A randomised, cross-over study has demonstrated bioequivalence of the 3D printed tablets with one commercial formulation but there are still additional hurdles to overcome before 3D printing of doses using off-the-shelf pharmaceutical inks becomes a reality, Pharmacist and PhD student Iris Lafeber (University of Leiden Medical Centre, The Netherlands) explains.
In order to test for bioequivalence a randomised, open-label, crossover, single-dose study was conducted. Healthy adult volunteers (12) received either commercially-available 20 mg sildenafil tablets (Revatio™) or two tablets of 3D-printed sildenafil 10mg. After a seven-day washout period they received the other medication. After each dose blood samples were collected for 12 hours. There was no difference between the concentration-time profiles for the two formulations – indicating bioequivalence.

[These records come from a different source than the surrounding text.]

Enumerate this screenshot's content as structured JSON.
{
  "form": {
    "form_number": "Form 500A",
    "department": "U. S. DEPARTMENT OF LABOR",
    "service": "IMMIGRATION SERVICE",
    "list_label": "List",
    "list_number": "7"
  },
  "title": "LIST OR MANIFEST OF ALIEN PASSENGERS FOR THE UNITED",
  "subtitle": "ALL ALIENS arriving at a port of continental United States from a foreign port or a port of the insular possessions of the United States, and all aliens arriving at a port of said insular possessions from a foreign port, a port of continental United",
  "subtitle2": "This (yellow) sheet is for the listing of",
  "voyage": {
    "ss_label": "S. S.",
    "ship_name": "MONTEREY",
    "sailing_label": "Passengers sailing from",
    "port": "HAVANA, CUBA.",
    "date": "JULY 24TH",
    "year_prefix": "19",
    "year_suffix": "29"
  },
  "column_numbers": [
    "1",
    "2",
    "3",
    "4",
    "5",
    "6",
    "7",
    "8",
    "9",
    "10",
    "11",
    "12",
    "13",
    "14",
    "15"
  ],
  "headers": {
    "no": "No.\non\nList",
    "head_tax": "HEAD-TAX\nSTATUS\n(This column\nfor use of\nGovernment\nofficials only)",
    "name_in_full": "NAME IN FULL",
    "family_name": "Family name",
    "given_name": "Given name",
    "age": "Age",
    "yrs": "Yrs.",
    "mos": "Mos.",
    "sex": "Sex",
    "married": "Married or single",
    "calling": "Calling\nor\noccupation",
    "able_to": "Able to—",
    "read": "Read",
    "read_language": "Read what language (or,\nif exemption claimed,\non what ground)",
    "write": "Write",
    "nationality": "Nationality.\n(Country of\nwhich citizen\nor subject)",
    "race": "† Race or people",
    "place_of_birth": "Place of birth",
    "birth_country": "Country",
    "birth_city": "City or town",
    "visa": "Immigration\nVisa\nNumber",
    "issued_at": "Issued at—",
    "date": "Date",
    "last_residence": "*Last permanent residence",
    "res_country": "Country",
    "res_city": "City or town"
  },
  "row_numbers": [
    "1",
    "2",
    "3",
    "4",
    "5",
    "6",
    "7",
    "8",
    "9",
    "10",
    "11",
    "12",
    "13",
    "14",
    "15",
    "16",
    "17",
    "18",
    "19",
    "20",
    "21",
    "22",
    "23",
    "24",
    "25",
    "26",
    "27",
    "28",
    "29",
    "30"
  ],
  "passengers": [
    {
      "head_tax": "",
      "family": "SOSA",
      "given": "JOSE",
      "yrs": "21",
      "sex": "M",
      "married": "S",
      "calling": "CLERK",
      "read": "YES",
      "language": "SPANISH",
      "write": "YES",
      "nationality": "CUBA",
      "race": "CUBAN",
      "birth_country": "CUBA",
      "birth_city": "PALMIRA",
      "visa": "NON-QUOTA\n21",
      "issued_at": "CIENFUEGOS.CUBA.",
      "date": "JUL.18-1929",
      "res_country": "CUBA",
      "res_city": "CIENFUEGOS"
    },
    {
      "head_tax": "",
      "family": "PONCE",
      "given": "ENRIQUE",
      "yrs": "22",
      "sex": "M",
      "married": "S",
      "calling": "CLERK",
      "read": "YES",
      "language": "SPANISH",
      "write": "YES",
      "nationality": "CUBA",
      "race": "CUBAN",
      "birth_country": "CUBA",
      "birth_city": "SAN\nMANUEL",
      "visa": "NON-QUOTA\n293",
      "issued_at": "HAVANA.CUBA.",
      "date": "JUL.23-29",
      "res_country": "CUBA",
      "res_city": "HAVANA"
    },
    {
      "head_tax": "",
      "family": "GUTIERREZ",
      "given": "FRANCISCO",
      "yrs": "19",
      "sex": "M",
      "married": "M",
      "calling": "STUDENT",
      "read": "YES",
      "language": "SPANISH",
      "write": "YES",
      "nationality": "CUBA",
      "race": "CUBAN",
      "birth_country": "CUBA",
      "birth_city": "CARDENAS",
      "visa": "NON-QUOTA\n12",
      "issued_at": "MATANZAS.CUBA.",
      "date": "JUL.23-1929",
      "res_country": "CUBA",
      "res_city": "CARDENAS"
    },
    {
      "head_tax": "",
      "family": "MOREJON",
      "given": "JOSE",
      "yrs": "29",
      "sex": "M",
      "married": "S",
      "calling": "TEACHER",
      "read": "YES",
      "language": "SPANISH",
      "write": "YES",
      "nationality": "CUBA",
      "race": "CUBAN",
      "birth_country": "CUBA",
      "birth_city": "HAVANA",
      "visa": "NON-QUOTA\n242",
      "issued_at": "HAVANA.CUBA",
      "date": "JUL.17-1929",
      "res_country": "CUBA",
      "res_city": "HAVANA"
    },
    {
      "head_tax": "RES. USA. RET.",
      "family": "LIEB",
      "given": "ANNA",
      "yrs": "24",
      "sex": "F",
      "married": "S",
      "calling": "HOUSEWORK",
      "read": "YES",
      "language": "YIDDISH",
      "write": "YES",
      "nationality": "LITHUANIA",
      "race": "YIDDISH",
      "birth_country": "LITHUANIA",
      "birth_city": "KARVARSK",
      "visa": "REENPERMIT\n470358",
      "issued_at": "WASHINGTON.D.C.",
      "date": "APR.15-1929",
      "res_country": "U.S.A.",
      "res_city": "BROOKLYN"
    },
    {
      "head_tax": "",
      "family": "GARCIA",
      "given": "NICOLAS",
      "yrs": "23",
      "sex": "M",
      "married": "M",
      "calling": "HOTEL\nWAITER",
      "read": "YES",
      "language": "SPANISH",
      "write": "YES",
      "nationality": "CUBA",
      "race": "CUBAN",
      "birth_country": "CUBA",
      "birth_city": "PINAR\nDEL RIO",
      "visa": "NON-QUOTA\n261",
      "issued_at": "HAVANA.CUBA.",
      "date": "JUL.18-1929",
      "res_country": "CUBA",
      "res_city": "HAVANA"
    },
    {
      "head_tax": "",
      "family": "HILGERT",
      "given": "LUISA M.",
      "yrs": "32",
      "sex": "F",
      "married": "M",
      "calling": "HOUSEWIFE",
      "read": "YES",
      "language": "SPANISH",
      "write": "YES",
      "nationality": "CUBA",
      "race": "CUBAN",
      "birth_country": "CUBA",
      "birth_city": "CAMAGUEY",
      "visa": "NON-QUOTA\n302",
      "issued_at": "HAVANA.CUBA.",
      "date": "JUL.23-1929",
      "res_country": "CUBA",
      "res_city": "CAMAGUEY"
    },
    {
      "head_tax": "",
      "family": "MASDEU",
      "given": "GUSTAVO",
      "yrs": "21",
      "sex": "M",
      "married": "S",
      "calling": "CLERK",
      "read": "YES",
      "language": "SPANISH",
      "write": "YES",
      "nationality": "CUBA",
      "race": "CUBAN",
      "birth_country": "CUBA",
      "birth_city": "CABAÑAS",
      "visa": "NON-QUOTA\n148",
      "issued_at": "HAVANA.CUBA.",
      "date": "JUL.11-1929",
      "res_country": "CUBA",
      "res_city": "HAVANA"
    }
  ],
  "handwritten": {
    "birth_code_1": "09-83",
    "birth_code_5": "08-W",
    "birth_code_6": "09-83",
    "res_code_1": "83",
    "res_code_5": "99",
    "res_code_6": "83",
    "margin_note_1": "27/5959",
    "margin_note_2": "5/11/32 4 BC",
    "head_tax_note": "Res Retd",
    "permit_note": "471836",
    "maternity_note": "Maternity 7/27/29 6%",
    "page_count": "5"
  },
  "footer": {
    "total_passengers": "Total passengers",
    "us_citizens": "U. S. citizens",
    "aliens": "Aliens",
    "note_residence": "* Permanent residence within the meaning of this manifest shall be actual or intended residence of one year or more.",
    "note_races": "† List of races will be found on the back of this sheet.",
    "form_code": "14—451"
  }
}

Results such as these raise the possibility of pharmacy departments keeping 3D printers for medicines and being able to print personalised doses for individual patients when required. “I think it’s very much feasible to keep a 3D printer in the pharmacy ……. because they’re not really that big ……. so they are really bench-top, so to say, in size. If you can keep stock mixtures then you can easily produce …… 3D-printed tablets”, says Ms Lafeber. In fact, this might be possible in both hospital and community pharmacies. The main hurdle at present is the question of quality control. “While we have the possibility to check our tablets before they go to the patients most pharmacies will not have that opportunity”, she explains. This is the subject of ongoing work.
Another important step would be the preparation of stock mixtures of pharmaceutical ink (drug solutions) ready to use for printing. “We would like to see that the stock mixtures can be produced by the pharmaceutical industry so that we don’t have to do that [labour-intensive] work ourselves at the pharmacy with all the implications for the operators”, she says.
Ms Lafeber is cautious about the next steps as 3D printing of tablets is a rapidly developing field at present. “We need to be absolutely sure that these 3D printed tablets are of good quality be go before they go to the patients” she says, noting that of anything goes wrong at this stage it could seriously set back the introduction of 3D printing for medicines. “I think this is a wonderful technique that can be of benefit for a lot of patients so I really hope to see this being implemented very soon – and very safely”, she concludes.